A key rule was issued by the China Ministry of Finance General Office in the Business Data Resource Accounting Treatment Temporary Rules. It specifies that accounting statements may use data assets and can be used to increase corporate valuations as either intangible assets or stock. Purchased data can apply the price plus taxes and fees. While these business valuation methods are helpful for outside investment, M&A, or IPOs, these are unlikely to effectively support on-exchange transactions because they are registered as intangible assets.

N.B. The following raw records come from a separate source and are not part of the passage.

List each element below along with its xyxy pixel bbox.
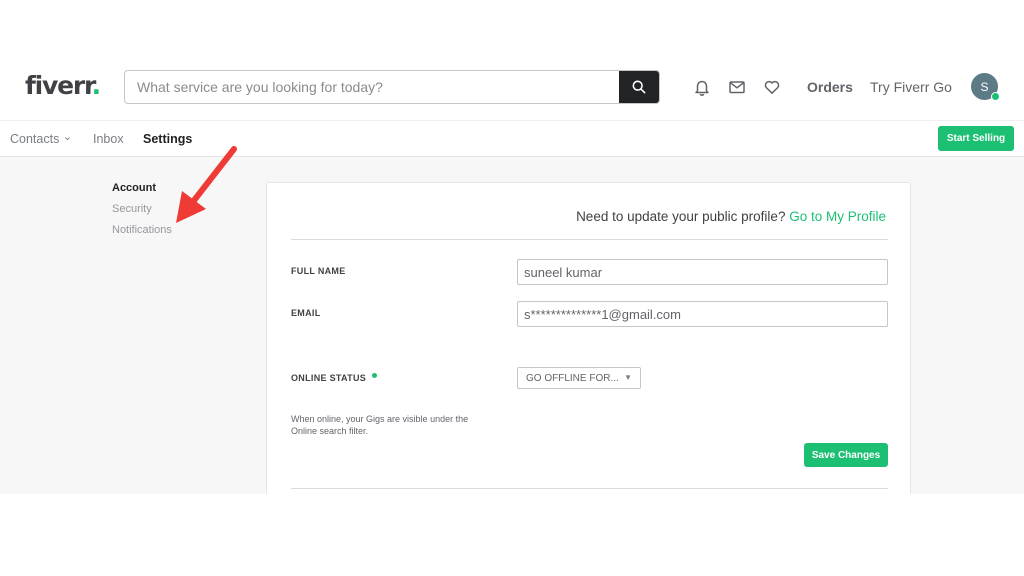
top-header: fiverr. Orders Try Fiverr Go S bbox=[0, 52, 1024, 120]
avatar-initial: S bbox=[980, 79, 989, 94]
bottom-divider bbox=[291, 488, 888, 489]
sub-navigation: Contacts ⌄ Inbox Settings Start Selling bbox=[0, 120, 1024, 157]
search-icon bbox=[632, 80, 646, 94]
status-dot-icon bbox=[372, 373, 378, 378]
fiverr-logo[interactable]: fiverr. bbox=[25, 71, 102, 100]
bell-icon bbox=[695, 80, 709, 96]
contacts-label: Contacts bbox=[10, 132, 60, 146]
search-input[interactable] bbox=[125, 71, 619, 103]
sidebar-item-notifications[interactable]: Notifications bbox=[112, 223, 172, 237]
account-settings-card: Need to update your public profile? Go t… bbox=[266, 182, 911, 494]
full-name-input[interactable] bbox=[517, 259, 888, 285]
sidebar-item-security[interactable]: Security bbox=[112, 202, 152, 216]
online-status-text: ONLINE STATUS bbox=[291, 373, 367, 383]
chevron-down-icon: ⌄ bbox=[62, 131, 73, 143]
contacts-menu[interactable]: Contacts ⌄ bbox=[10, 131, 72, 148]
full-name-label: FULL NAME bbox=[291, 266, 346, 276]
email-label: EMAIL bbox=[291, 308, 321, 318]
favorites-button[interactable] bbox=[762, 77, 782, 97]
search-bar bbox=[124, 70, 660, 104]
logo-text: fiverr bbox=[25, 71, 93, 100]
try-fiverr-go-link[interactable]: Try Fiverr Go bbox=[870, 78, 952, 96]
online-status-label: ONLINE STATUS bbox=[291, 373, 378, 384]
messages-button[interactable] bbox=[727, 77, 747, 97]
profile-prompt-text: Need to update your public profile? bbox=[576, 209, 786, 224]
save-changes-button[interactable]: Save Changes bbox=[804, 443, 888, 467]
top-divider bbox=[291, 239, 888, 240]
online-status-description: When online, your Gigs are visible under… bbox=[291, 414, 469, 436]
fiverr-settings-page: fiverr. Orders Try Fiverr Go S Contacts … bbox=[0, 0, 1024, 576]
heart-icon bbox=[764, 80, 780, 94]
online-indicator bbox=[991, 92, 1000, 101]
notifications-bell-button[interactable] bbox=[692, 77, 712, 97]
go-to-profile-link[interactable]: Go to My Profile bbox=[789, 209, 886, 224]
settings-body: Account Security Notifications Need to u… bbox=[0, 157, 1024, 494]
status-select-value: GO OFFLINE FOR... bbox=[526, 372, 619, 384]
try-fiverr-go-label: Try Fiverr Go bbox=[870, 79, 952, 95]
email-input[interactable] bbox=[517, 301, 888, 327]
search-button[interactable] bbox=[619, 71, 659, 103]
online-status-select[interactable]: GO OFFLINE FOR... ▼ bbox=[517, 367, 641, 389]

Duplicative Products. Most of China’s data marketplace organizations are concentrated on the eastern coast and are use local data. These data marketplaces offer highly duplicative products, which makes buying on these exchanges wasteful. By contrast, over-the-counter data transactions are not constrained by the marketplace or region. Marketplaces are unlikely to attract parties unless they diversify the types of data products and innovate in their business models.
Conclusion
Overall, China’s market for data sales has been growing rapidly and there are now a wide variety of data products available. New data marketplace platforms are launching regularly. Nonetheless, the lack of clarity in the law and how marketplaces should work in practice means there are major legal compliance concerns surrounding illegal data sourcing, privacy rights, and data security risks.